Così sia. E quanto è accaduto in mezzo non ha fatto altro che favorire il lieto fine odierno. Devèze, dopo aver conquistato il titolo della seconda serie transalpina proprio con il Brest (per la seconda volta, dopo quello ottenuto a Briançon) pensa che per lui si possano aprire le porte della League Magnus. Non è così: «Ho capito che non sarebbe stato possibile e ho agito di conseguenza: se avessi potuto allenare in prima serie sarei rimasto lì, ma visto come si erano messe le cose sono partito per il Canada con una convinzione: ok, nella prossima stagione ritornerò in Europa solo se mi chiamerà Varese».
Qui ritroverà «una squadra più completa rispetto al mio primo anno, anche se sono convinto che per vincere serva ancora qualche giocatore: ne parlerò con Matteo (Malfatti ndr) e con Carlo (Bino), ci capiremo perché abbiamo lo stesso obiettivo». E, soprattutto, ritroverà una formazione «più consapevole di voler vincere. Lo dico perché quanto abbiamo costruito insieme due anni fa sarà la base di ciò che faremo quest’anno. Pressione? Ci sarà, ovvio: è il mio lavoro e l’accetto. Ma sarà una pressione diversa rispetto a quella di Brest: lì era come se fossi solo, qui lavorerò con e per i miei giocatori, con e per la mia società. Fa tutta la differenza del mondo».
Devèze ha la capacità di farti venire i brividi quando parla dei “suoi” uomini: «Ritroverò Vanetti, il mio capitano.
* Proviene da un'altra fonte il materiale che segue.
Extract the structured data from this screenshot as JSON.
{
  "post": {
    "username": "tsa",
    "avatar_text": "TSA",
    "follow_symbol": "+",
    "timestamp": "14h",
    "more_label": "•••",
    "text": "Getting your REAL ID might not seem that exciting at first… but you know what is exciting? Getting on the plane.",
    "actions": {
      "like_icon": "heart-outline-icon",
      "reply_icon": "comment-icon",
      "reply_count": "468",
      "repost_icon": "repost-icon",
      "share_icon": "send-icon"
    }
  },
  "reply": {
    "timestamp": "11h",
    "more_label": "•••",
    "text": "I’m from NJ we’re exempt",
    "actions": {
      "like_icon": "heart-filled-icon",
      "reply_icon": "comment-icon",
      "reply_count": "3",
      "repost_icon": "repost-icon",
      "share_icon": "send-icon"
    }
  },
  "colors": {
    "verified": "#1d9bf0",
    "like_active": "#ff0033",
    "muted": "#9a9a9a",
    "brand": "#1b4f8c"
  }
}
Nel 2019/2020, la prima volta in cui ci siamo incontrati, gli ho stretto la mano e, dopo cinque secondi, gli ho detto: “Andrea, tu sarai il mio capitano”. E lui: “Ma coach… non mi hai ancora visto giocare…”… E io: “Vero, ma sono già sicuro”. Questione di body language, questione di comunicazione. Lui, Borghi, Schina, Mazzacane, Piroso che è maturato molto: mi conoscono, li conosco, saranno una presenza fondamentale».
I soldati del generale Claude non sono ancora finiti: «Gli stranieri? Desautels è un grande difensore, Francis Drolet è con me da otto anni: so tutto di lui, dentro e fuori dal campo, e so anche che il gruppo italiano è contento del suo ritorno, perché sono consapevoli che non sia un mercenario».
L’ultimo messaggio di questa chiacchierata che, fin dal primo “vincere”, sembra essere salita sulla macchina del tempo, tanto l’ardore del personaggio è stato capace di riportare alla mente i giorni mitici dell’hockey cittadino, Devèze lo riserva ai tifosi: «Chi è capace di andare a Milano per vedere una partita, non so immaginare cosa possa fare al palaghiaccio… So che sono capaci di essere il settimo uomo in campo e non vedo l’ora di ritrovarli: ragazzi, due anni fa non avevamo una casa, ora ce l’avremo».